While many of us know the importance of checking our breasts for lumps to detect cancer, breast cancer unfortunately doesn't always manifest itself in one of the more common symptoms. After finding discoloration on her breast, Jennifer Cordts went to her doctor and got a mammogram that came back with no sign of breast cancer. According to First Coast News, she was diagnosed with a skin rash — only to find out 11 months later that she had cancer.
Cordts told First Coast News that after her mammogram came back with no abnormalities to report, her doctors said that her bra might have been too small, causing redness on her breast.
"Everything looked fine," she said.
But even after buying all new bras and taking a prescribed antibiotic, the discoloration didn't go away.
That's when Cordts decided to Google her symptoms out of curiosity.
"IBC came up. Inflammatory Breast Cancer,” she told First Coast News. “It was the first thing that popped up. And it was late at night. Everybody was asleep. And I was terrified. I just had a bad feeling."

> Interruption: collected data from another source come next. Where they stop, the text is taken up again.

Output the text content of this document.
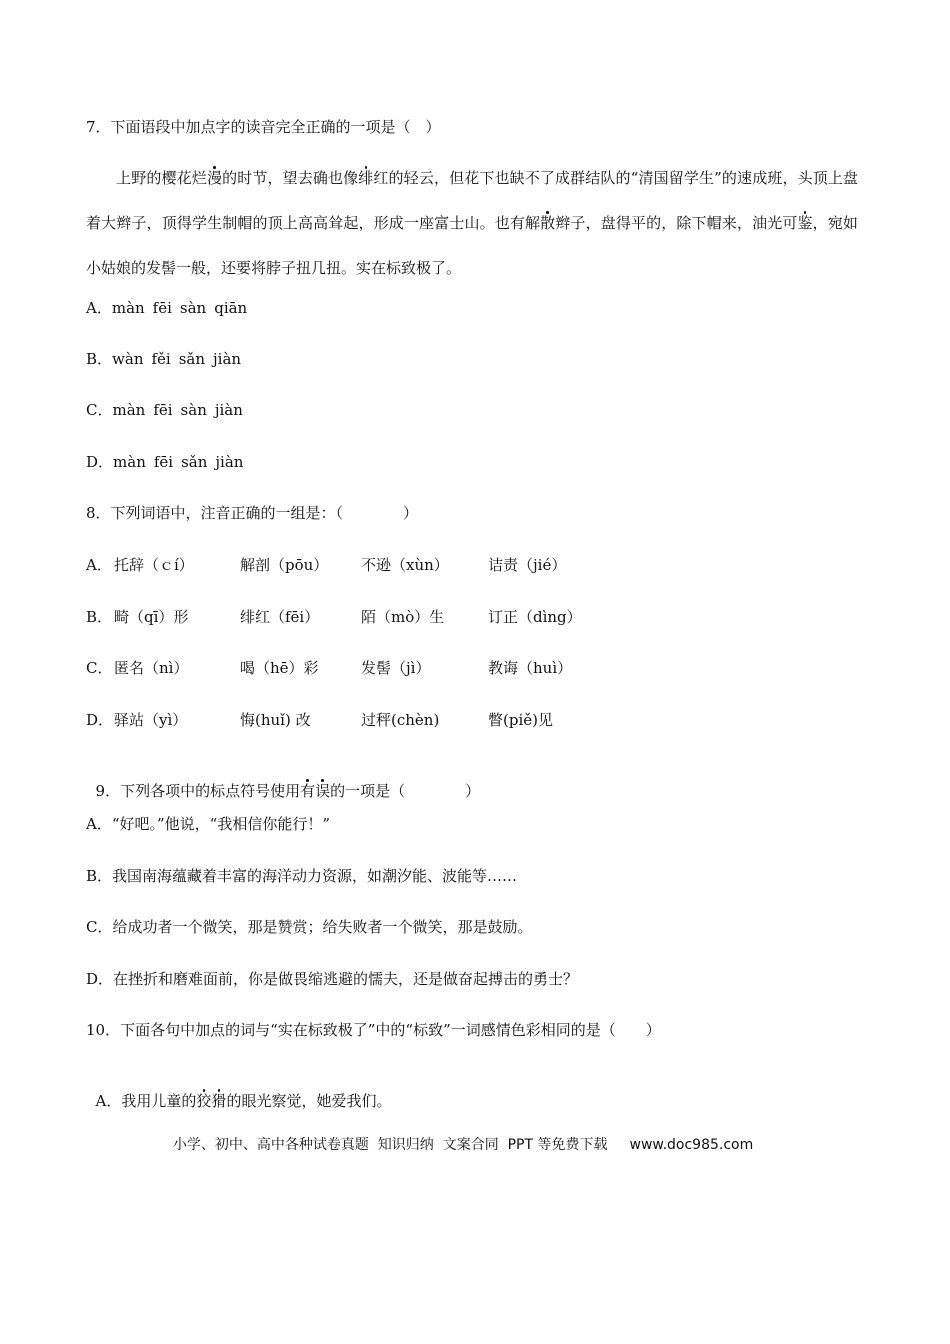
7．下面语段中加点字的读音完全正确的一项是（　）
上野的樱花烂漫的时节，望去确也像绯红的轻云，但花下也缺不了成群结队的“清国留学生”的速成班，头顶上盘着大辫子，顶得学生制帽的顶上高高耸起，形成一座富士山。也有解散辫子，盘得平的，除下帽来，油光可鉴，宛如小姑娘的发髻一般，还要将脖子扭几扭。实在标致极了。
A．màn fēi sàn qiān
B．wàn fěi sǎn jiàn
C．màn fēi sàn jiàn
D．màn fēi sǎn jiàn
8．下列词语中，注音正确的一组是：（　　　　）
A． 托辞（ｃí）	解剖（pōu） 不逊（xùn）	诘责（jié）
B． 畸（qī）形	绯红（fēi）	陌（mò）生	订正（dìng）
C． 匿名（nì）	喝（hē）彩	发髻（jì）	教诲（huì）
D． 驿站（yì）	悔(huǐ) 改	过秤(chèn)	瞥(piě)见

9．下列各项中的标点符号使用有误的一项是（　　　　）

A．“好吧。”他说，“我相信你能行！”
B．我国南海蕴藏着丰富的海洋动力资源，如潮汐能、波能等……
C．给成功者一个微笑，那是赞赏；给失败者一个微笑，那是鼓励。
D．在挫折和磨难面前，你是做畏缩逃避的懦夫，还是做奋起搏击的勇士？
10．下面各句中加点的词与“实在标致极了”中的“标致”一词感情色彩相同的是（　　）

A．我用儿童的狡猾的眼光察觉，她爱我们。

小学、初中、高中各种试卷真题  知识归纳  文案合同  PPT 等免费下载 www.doc985.com
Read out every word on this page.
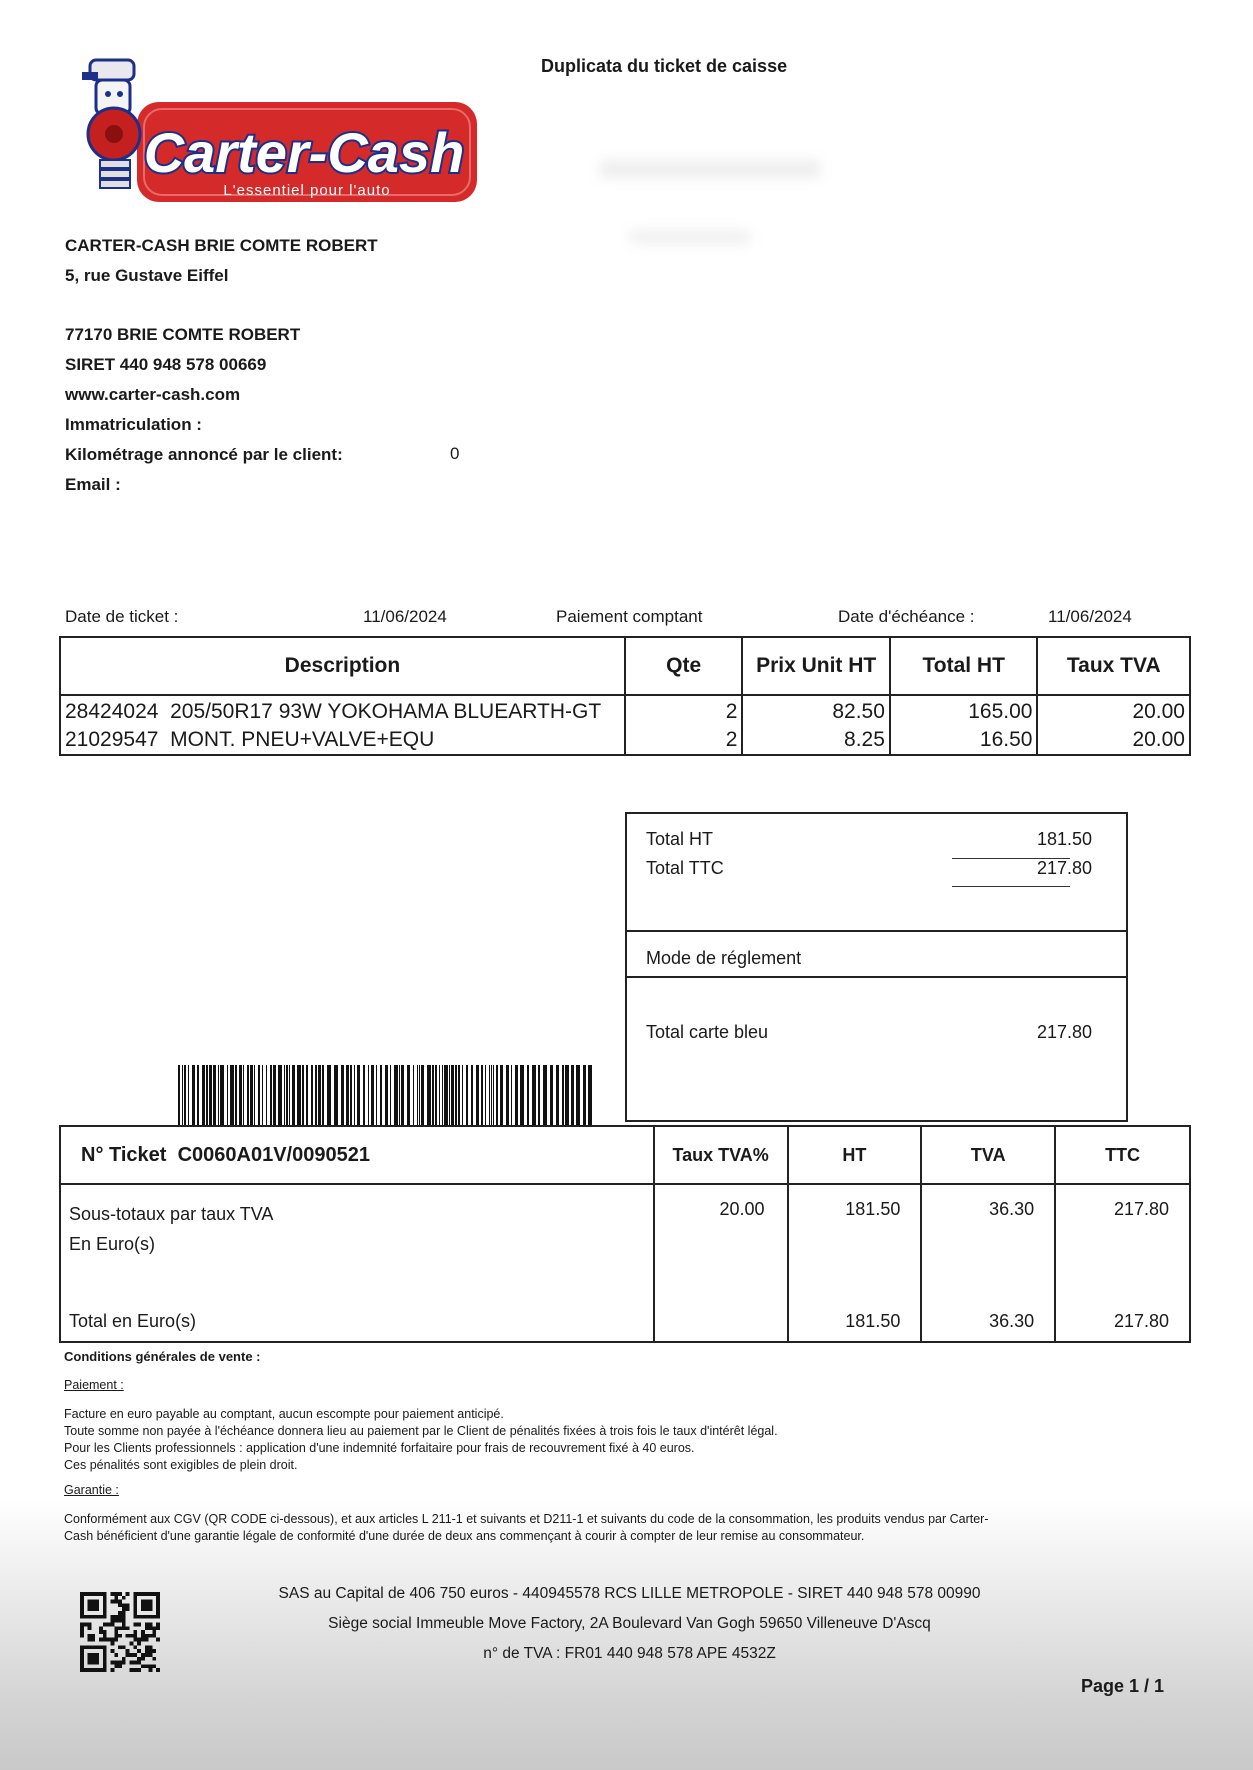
Carter-Cash
L'essentiel pour l'auto
Duplicata du ticket de caisse
CARTER-CASH BRIE COMTE ROBERT
5, rue Gustave Eiffel
77170 BRIE COMTE ROBERT
SIRET 440 948 578 00669
www.carter-cash.com
Immatriculation :
Kilométrage annoncé par le client:	0
Email :
Date de ticket :	11/06/2024	Paiement comptant	Date d'échéance :	11/06/2024
Description	Qte	Prix Unit HT	Total HT	Taux TVA
28424024  205/50R17 93W YOKOHAMA BLUEARTH-GT	2	82.50	165.00	20.00
21029547  MONT. PNEU+VALVE+EQU	2	8.25	16.50	20.00
Total HT	181.50
Total TTC	217.80
Mode de réglement
Total carte bleu	217.80
N° Ticket C0060A01V/0090521	Taux TVA%	HT	TVA	TTC

Sous-totaux par taux TVA
En Euro(s)	20.00	181.50	36.30	217.80
Total en Euro(s)		181.50	36.30	217.80
Conditions générales de vente :
Paiement :
Facture en euro payable au comptant, aucun escompte pour paiement anticipé.
Toute somme non payée à l'échéance donnera lieu au paiement par le Client de pénalités fixées à trois fois le taux d'intérêt légal.
Pour les Clients professionnels : application d'une indemnité forfaitaire pour frais de recouvrement fixé à 40 euros.
Ces pénalités sont exigibles de plein droit.
Garantie :
Conformément aux CGV (QR CODE ci-dessous), et aux articles L 211-1 et suivants et D211-1 et suivants du code de la consommation, les produits vendus par Carter-
Cash bénéficient d'une garantie légale de conformité d'une durée de deux ans commençant à courir à compter de leur remise au consommateur.
SAS au Capital de 406 750 euros - 440945578 RCS LILLE METROPOLE - SIRET 440 948 578 00990
Siège social Immeuble Move Factory, 2A Boulevard Van Gogh 59650 Villeneuve D'Ascq
n° de TVA : FR01 440 948 578 APE 4532Z
Page 1 / 1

Cordts then had a biopsy done, which confirmed that she had stage four breast cancer — 11 months after she initially went to the doctor.
"It took my breath away," she said recalling when the radiologist told her the diagnosis. "I remember him saying inflammatory breast cancer. And all I could think about was what I Googled. Because what I Googled said everybody dies. That nobody survives. So, I knew my fate right then."
Inflammatory breast cancer is relatively rare, accounting for only about 1-5% of all breast cancers in the U.S. Symptoms include redness, swelling, and ridges on the breast. Since IBC develops so rapidly, it's often not diagnosed until its later stages — making chances of survival lower, according to the National Cancer Institute.
According to First Coast News, doctors gave Cordts 3-5 years to live. It's been a year and a half since the diagnosis, and she and her husband are hoping for as much time as possible.
"I wouldn't be truthful to you or anybody else if I didn't say I was sad. And maybe a little mad. But mostly sad," she told First Coast News.
However, she's hoping that her story will help spread the word about a form of breast cancer that we don't often hear about.
"I really want this to educate," she told First Coast News. "I really want someone to say 'Oh my gosh, I have redness in my breast. I better push past the mammogram and ask for some more tests."